War of the sexes, but specifically regarding long term relationships and marriage.

What, in your opinion, should/does a desirable male partner bring to the table? What should/does a desirable female partner bring to the table?

The goal here is not specifically symmetry, if the desirableness is asymmetrical. For example, if you think a woman should desire a man with a stable job, but a man would be neutral or negative towards a woman with a stable job, then there's no need to include that on both lists.

To make the discussion more specific, less hypothetical: excluding amorphous concepts of "chemistry", what is the concrete package of measurable traits the opposite sex needs to offer for you to want to commit to a relationship with them? What is the package you are offering them in exchange? Do you feel this is a "good deal"?

(I'll answer for myself in a reply rather than answering within the question.)

As always, the most interesting answers to this question probably lie in what isn't said in the replies because it is taken as self-evident. I am not perceptive enough to tease that out, but maybe somebody should.

So, I could wax lyrical about the love of my life for ages here, but I won't. She's too precious for you cynical lot and you don't deserve it (neither do I, but I digress).

Instead, I will tell you an anecdote. When I was in my late twenties and freshly heartbroken, it was around the time PUA became a thing. And I remember leaving a comment under one of those blogposts to the effect of "but I want to be able to cry in front of her, I want to be able to show vulnerability without that being taken as a sign of weakness!" and the reply was "sure, and she wants to cut her toenails and pick her nose in front of you, it just fundamentally makes you less attractive".

Well, let me just say that I found someone that lets me do that without thinking lesser of me (it probably helps that she also said similar things about me as @raggedy_anthem recounts below). Or, as loveless harpies would put it: She provides emotional labor for me.

The only times I’ve cried in front of my wife related to deaths in my family / when I got emotional about the harm caused to our child due to covid response.
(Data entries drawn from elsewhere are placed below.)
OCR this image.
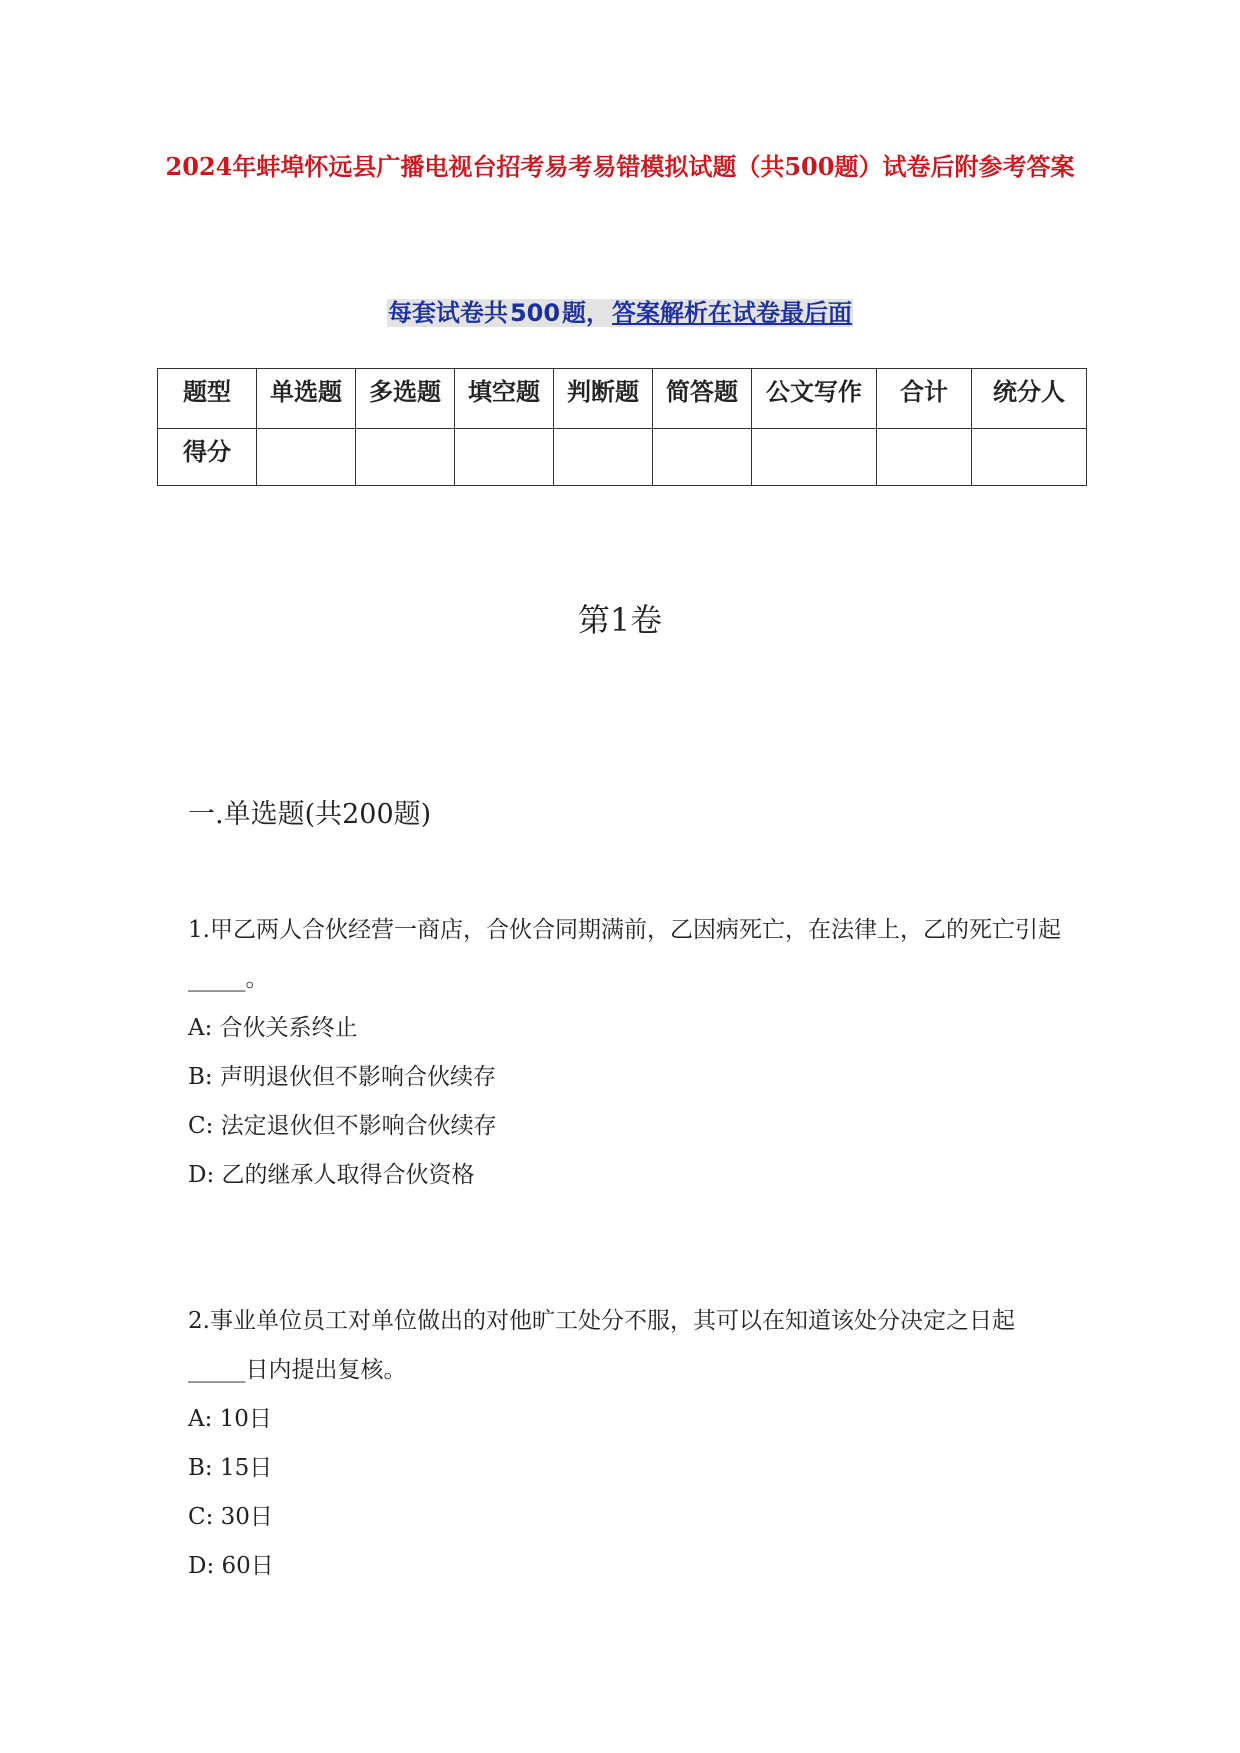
2024年蚌埠怀远县广播电视台招考易考易错模拟试题（共500题）试卷后附参考答案
每套试卷共500题，答案解析在试卷最后面
题型	单选题	多选题	填空题	判断题	简答题	公文写作	合计	统分人
得分								
第1卷
一.单选题(共200题)

1.甲乙两人合伙经营一商店，合伙合同期满前，乙因病死亡，在法律上，乙的死亡引起_____。

A: 合伙关系终止

B: 声明退伙但不影响合伙续存

C: 法定退伙但不影响合伙续存

D: 乙的继承人取得合伙资格

2.事业单位员工对单位做出的对他旷工处分不服，其可以在知道该处分决定之日起_____日内提出复核。

A: 10日

B: 15日

C: 30日

D: 60日
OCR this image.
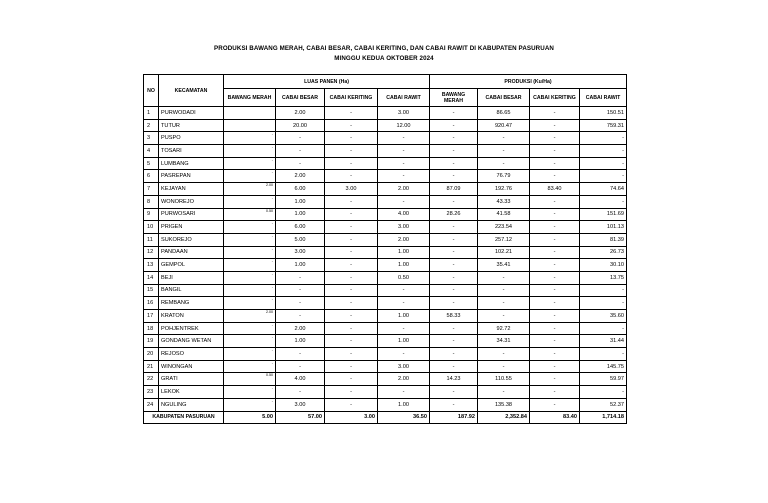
PRODUKSI BAWANG MERAH, CABAI BESAR, CABAI KERITING, DAN CABAI RAWIT DI KABUPATEN PASURUAN
MINGGU KEDUA OKTOBER 2024
NO	KECAMATAN	LUAS PANEN (Ha)				PRODUKSI (Ku/Ha)			
		BAWANG MERAH	CABAI BESAR	CABAI KERITING	CABAI RAWIT	BAWANG MERAH	CABAI BESAR	CABAI KERITING	CABAI RAWIT
1	PURWODADI		2.00	-	3.00	-	86.65	-	150.51
2	TUTUR		20.00	-	12.00	-	920.47	-	759.31
3	PUSPO	-	-	-	-	-	-	-	-
4	TOSARI	-	-	-	-	-	-	-	-
5	LUMBANG	-	-	-	-	-	-	-	-
6	PASREPAN	-	2.00	-	-	-	76.79	-	-
7	KEJAYAN	2.00	6.00	3.00	2.00	87.09	192.76	83.40	74.64
8	WONOREJO	-	1.00	-	-	-	43.33	-	-
9	PURWOSARI	0.50	1.00	-	4.00	28.26	41.58	-	151.69
10	PRIGEN	-	6.00	-	3.00	-	223.54	-	101.13
11	SUKOREJO	-	5.00	-	2.00	-	257.12	-	81.39
12	PANDAAN	-	3.00	-	1.00	-	102.21	-	26.73
13	GEMPOL	-	1.00	-	1.00	-	35.41	-	30.10
14	BEJI	-	-	-	0.50	-	-	-	13.75
15	BANGIL	-	-	-	-	-	-	-	-
16	REMBANG	-	-	-	-	-	-	-	-
17	KRATON	2.00	-	-	1.00	58.33	-	-	35.60
18	POHJENTREK	-	2.00	-	-	-	92.72	-	-
19	GONDANG WETAN	-	1.00	-	1.00	-	34.31	-	31.44
20	REJOSO	-	-	-	-	-	-	-	-
21	WINONGAN	-	-	-	3.00	-	-	-	145.75
22	GRATI	0.50	4.00	-	2.00	14.23	110.55	-	59.97
23	LEKOK	-	-	-	-	-	-	-	-
24	NGULING	-	3.00	-	1.00	-	135.38	-	52.37
KABUPATEN PASURUAN		5.00	57.00	3.00	36.50	187.92	2,352.84	83.40	1,714.18
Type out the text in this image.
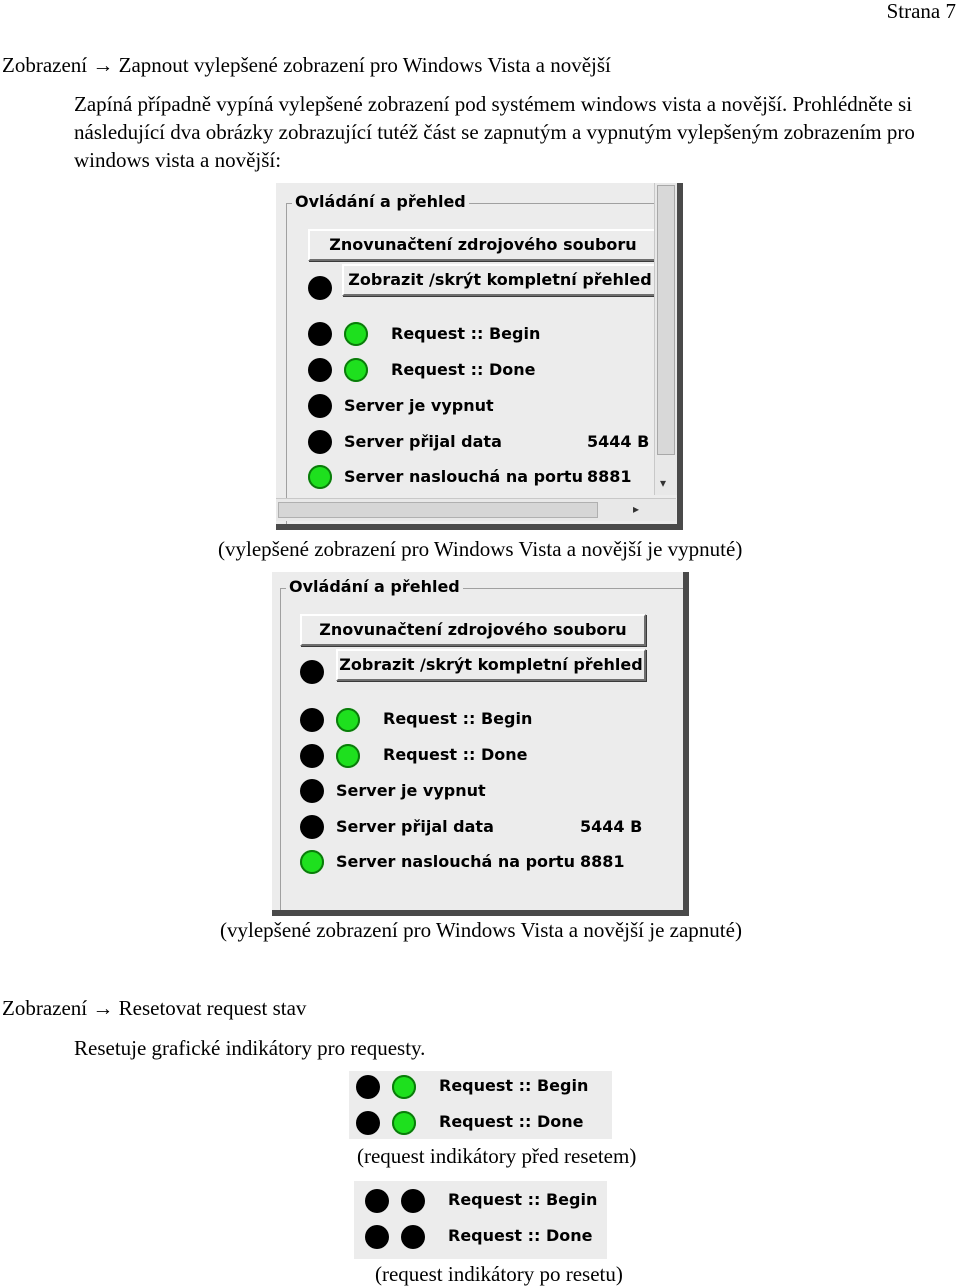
Strana 7
Zobrazení → Zapnout vylepšené zobrazení pro Windows Vista a novější
Zapíná případně vypíná vylepšené zobrazení pod systémem windows vista a novější. Prohlédněte si následující dva obrázky zobrazující tutéž část se zapnutým a vypnutým vylepšeným zobrazením pro windows vista a novější:
Ovládání a přehled
Znovunačtení zdrojového souboru
Zobrazit /skrýt kompletní přehled
Request :: Begin
Request :: Done
Server je vypnut
Server přijal data	5444 B
Server naslouchá na portu 8881 ▾
▸
(vylepšené zobrazení pro Windows Vista a novější je vypnuté)
Ovládání a přehled
Znovunačtení zdrojového souboru
Zobrazit /skrýt kompletní přehled
Request :: Begin
Request :: Done
Server je vypnut
Server přijal data	5444 B
Server naslouchá na portu 8881
(vylepšené zobrazení pro Windows Vista a novější je zapnuté)
Zobrazení → Resetovat request stav
Resetuje grafické indikátory pro requesty.
Request :: Begin
Request :: Done
(request indikátory před resetem)
Request :: Begin
Request :: Done
(request indikátory po resetu)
Though now at weddings I almost become misty eyed when father daughter dance occurs (I have daughters).

So to me this wasn’t that important (if my wife mocked me for crying about my father dying well that would be a very cold woman). Are you naturally emotional?

I am very sensitive, I guess. I cannot watch Theoden's speech without crying, for example. I am also very neurotic. I ruminate a lot about disrespectful behaviour towards me. Otherwise, I am quick to anger, but also very quick to forgive. I do not always show it and I would say that I have better control over the external symptoms of my emotions than most. I am much more needy than the median man I would say. Or maybe I just admit to it more easily.